BLV educators independently verified the importance of conciseness: Three blind educators independently stressed during interviews that "descriptions must be accurate, consistent, concise, and contain key elements," closely aligning with the 7B model's massive boost in conciseness.
Efficacy of synthetic contrastive data: The strategy of removing the best sentence from a description to construct a rejected sample, and removing random non-best sentences to form a chosen sample, produced 10k preference pairs (making up 62.5% of SightationPreference), serving as a crucial data source for DPO training.

Highlights & Insights¶

"Evaluation over Generation" Annotation Paradigm: Transforming the role of annotators from creators to evaluators simultaneously addresses high annotation costs, annotator bias, and preference misalignment. The cognitive load of evaluation is significantly lower than that of text generation, enabling large-scale annotations.
Multi-Role Collaborative Assessment Design: Recruiting three groups of evaluators based on visual ability and professional background to partition 9 distinct evaluation dimensions achieves higher efficiency and accuracy than traditional single-group setups.

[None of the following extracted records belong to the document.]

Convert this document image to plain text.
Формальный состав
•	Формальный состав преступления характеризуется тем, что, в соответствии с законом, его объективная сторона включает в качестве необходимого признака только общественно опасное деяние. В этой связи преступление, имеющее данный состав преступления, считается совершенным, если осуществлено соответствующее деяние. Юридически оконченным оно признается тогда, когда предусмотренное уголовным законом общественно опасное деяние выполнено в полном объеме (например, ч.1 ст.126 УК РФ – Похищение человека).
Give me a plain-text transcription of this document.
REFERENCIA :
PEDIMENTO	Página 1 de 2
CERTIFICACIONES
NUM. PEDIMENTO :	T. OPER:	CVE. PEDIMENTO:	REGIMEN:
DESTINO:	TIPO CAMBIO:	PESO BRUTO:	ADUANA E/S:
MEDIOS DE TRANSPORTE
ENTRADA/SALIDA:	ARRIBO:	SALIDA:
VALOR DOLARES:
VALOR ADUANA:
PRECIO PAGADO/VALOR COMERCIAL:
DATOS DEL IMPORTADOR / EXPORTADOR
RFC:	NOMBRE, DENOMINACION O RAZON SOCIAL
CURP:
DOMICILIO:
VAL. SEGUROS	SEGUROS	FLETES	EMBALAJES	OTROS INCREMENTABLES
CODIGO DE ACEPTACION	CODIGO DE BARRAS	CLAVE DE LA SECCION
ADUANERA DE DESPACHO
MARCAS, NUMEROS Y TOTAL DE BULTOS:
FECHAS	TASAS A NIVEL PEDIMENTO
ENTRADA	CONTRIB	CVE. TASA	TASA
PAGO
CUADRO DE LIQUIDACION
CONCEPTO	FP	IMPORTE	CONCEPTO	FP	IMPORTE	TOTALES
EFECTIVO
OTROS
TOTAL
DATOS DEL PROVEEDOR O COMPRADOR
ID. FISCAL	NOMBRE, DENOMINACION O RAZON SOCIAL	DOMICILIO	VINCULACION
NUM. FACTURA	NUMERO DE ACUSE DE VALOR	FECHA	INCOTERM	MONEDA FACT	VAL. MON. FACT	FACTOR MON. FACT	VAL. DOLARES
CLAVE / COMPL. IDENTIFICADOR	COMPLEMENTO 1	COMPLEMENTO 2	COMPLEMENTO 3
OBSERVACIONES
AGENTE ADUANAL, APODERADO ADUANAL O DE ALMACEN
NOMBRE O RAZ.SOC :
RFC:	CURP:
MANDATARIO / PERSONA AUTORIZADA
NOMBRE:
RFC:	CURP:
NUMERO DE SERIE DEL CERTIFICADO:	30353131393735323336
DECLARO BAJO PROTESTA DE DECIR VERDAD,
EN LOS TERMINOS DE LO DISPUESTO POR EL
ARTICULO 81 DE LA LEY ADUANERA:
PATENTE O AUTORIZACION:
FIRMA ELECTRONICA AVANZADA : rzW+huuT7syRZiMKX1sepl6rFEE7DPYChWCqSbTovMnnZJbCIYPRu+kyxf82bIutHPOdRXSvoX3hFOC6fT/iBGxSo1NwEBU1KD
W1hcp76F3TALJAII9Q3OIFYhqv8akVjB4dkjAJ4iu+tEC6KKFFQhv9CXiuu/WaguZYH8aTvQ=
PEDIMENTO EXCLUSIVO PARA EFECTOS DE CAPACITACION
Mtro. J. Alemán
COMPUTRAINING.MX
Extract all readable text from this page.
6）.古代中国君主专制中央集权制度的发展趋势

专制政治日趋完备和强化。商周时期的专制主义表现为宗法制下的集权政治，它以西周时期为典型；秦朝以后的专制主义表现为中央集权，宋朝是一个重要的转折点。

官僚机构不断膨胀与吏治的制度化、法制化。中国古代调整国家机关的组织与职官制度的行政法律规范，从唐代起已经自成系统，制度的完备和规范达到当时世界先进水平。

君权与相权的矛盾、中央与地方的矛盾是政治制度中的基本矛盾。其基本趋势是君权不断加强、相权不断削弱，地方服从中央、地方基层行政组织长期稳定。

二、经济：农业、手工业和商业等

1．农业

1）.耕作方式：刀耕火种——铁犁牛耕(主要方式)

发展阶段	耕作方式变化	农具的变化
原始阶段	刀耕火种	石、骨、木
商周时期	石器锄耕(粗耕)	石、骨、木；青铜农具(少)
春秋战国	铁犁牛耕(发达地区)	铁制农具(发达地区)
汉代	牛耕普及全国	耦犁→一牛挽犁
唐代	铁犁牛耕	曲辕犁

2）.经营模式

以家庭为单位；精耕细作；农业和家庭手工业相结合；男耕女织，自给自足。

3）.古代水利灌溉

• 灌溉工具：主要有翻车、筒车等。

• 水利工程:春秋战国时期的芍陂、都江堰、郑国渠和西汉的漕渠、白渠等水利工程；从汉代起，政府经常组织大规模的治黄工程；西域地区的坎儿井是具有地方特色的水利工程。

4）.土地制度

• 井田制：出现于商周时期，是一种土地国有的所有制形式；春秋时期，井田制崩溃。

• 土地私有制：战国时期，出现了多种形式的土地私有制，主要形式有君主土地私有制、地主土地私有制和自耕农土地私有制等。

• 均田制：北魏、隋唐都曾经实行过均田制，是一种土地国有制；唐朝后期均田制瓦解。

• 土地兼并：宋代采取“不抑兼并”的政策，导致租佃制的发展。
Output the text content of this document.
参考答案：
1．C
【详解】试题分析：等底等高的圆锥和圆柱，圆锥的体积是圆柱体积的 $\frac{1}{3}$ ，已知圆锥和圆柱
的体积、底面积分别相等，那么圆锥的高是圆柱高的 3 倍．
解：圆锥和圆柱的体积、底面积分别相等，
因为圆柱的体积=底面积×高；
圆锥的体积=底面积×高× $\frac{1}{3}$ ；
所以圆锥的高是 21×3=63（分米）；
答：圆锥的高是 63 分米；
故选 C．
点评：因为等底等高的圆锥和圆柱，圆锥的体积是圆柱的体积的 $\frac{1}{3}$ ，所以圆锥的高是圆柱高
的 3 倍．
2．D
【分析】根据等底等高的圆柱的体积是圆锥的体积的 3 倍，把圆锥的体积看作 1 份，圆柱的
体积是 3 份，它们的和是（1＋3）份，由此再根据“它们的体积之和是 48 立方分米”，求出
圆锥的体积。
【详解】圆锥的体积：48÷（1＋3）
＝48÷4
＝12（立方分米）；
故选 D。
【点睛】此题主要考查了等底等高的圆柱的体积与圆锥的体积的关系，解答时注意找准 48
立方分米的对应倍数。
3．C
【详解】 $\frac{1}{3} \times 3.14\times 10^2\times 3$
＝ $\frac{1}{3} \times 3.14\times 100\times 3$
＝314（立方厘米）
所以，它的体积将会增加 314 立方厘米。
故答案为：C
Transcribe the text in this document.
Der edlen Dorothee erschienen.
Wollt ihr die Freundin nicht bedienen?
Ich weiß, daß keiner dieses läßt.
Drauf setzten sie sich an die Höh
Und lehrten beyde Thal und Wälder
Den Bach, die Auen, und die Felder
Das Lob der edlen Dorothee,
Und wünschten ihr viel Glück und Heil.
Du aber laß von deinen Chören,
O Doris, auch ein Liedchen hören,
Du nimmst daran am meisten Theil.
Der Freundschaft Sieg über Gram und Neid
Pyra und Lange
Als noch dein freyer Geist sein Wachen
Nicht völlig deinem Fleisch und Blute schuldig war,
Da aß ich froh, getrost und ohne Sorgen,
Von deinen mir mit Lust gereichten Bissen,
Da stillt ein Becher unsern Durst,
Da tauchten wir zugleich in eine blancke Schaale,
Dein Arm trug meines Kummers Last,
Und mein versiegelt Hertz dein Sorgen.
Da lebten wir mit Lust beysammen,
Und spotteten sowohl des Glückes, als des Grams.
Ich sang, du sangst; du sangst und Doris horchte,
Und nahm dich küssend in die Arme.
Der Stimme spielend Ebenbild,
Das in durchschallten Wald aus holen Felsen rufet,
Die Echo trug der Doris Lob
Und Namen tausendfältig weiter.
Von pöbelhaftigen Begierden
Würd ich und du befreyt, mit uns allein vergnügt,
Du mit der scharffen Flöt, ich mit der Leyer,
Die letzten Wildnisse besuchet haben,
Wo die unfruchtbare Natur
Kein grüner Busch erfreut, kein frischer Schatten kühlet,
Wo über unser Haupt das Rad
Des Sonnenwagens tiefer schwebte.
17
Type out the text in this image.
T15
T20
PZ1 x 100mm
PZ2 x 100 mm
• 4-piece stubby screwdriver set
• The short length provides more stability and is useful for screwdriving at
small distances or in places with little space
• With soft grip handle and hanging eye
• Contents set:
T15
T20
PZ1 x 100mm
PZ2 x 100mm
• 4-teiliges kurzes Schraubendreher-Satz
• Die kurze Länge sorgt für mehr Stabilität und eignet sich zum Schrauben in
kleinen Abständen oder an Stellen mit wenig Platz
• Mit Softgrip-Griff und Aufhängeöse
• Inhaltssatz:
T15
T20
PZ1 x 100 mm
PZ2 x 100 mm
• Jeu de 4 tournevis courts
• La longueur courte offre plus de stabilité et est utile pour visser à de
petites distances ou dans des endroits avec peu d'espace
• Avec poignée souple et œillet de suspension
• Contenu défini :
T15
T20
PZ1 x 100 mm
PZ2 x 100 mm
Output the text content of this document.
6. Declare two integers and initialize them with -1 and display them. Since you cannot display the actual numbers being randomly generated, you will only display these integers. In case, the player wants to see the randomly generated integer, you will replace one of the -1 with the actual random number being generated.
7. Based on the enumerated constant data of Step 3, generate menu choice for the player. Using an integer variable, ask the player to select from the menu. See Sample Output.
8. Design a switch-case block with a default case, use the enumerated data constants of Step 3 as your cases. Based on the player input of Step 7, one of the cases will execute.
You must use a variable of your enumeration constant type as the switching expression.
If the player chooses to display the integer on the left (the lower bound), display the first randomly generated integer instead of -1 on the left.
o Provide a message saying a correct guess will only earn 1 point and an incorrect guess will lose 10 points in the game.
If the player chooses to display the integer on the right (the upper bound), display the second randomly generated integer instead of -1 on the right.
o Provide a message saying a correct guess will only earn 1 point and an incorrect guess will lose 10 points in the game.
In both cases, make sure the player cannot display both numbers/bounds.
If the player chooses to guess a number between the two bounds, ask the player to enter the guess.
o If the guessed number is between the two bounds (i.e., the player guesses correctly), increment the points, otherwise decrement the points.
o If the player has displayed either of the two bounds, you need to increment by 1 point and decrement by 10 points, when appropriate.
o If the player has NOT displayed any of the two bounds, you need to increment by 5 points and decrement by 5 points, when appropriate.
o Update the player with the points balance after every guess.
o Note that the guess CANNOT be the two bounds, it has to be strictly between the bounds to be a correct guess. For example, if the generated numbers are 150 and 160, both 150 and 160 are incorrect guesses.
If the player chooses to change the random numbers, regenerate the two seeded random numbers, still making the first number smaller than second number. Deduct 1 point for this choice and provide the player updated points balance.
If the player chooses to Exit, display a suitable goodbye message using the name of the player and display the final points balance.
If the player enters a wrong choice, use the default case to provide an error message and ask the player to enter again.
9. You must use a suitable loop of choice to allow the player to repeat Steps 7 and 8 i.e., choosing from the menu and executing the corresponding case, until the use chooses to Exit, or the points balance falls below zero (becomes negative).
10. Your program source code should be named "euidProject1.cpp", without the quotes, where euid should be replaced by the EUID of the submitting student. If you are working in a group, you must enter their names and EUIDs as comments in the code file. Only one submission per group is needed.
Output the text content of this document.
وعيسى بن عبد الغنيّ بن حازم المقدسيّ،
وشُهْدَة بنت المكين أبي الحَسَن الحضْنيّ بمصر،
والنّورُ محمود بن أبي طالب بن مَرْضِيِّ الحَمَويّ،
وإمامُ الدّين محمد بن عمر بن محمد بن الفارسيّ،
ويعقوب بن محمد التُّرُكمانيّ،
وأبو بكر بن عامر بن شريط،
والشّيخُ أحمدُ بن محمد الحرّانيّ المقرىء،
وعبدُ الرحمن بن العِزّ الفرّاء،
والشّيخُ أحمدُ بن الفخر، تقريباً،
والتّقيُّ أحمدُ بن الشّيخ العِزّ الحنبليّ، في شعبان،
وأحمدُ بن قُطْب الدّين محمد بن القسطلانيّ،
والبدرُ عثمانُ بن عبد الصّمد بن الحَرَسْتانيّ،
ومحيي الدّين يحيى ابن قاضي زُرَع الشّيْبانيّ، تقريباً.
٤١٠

This "division of labor by expertise" scheme extends easily to other annotation tasks addressing heterogeneous user populations.
SFT-DPO Data Isolation Strategy: Deliberately training the SFT phase and DPO phase on descriptions of disjoint diagram sets avoids overfitting caused by repeating on identical samples—a highly practical tip for preference alignment training.

Limitations & Future Work¶

Monolithic Supervision Signals: Guided generation solely employs QA formats, exploring no other latent supervision forms (such as heading generation or listing key elements), potentially capping the effectiveness of guided generation.
Restricted Diagram Scope: Evaluated on AI2D (primary school science diagrams), the generalizability to complex diagrams in academic papers, flowcharts, or non-standard layouts remains unverified.
Limited Evaluator Cohort: Only 17 expert educators participated in the validation (8 BLV + 9 sighted), leading to a small sample size that may limit statistical power.
No Segmentation Utilization: Advanced image segmentation methods are not utilized to localize and parse detail hotspots in intricate diagrams.
Data Generation Bias: Base candidates are generated by GPT-4o mini and Qwen2-VL, which may introduce inherent model-specific biases.

vs. VizWiz-VQA/LF: The VizWiz series involves BLV populations but is confined to VQA, whereas Sightation spans five tasks (completions, preference, retrieval, VQA, reasoning), presenting broader applicability.
vs. VisText / ChartGemma: Existing datasets feature significantly shorter average lengths than Sightation (37.5-74.6 words vs. 188.3 words) and lack BLV validation. Sightation's long-form descriptions are highly structured for BLV users to capture info-dense diagrams.
vs. Kreiss et al. (2022): Prior work verified sighted individuals as BLV preference proxies only on selected dimensions. This work scales this concept to dataset dimensions (137k samples) across 9 evaluation perspectives.

Rating¶

Novelty: ⭐⭐⭐⭐ The "evaluation over generation" labeling strategy is novel, and the three-layer collaborative assessment design is elegant.
Experimental Thoroughness: ⭐⭐⭐⭐⭐ Extremely comprehensive four-way evaluation involving BLV educators, sighted individuals, VLM judges, and automatic metrics, coupled with rigorous ablation designs.
Writing Quality: ⭐⭐⭐⭐ Well-structured and logically sound with rigorous effect size analysis and comprehensive tables, though some symbolic notation is slightly complex.
Value: ⭐⭐⭐⭐⭐ Fills a crucial gap in BLV-aligned datasets; the dataset is openly accessible and supports diverse multi-task training.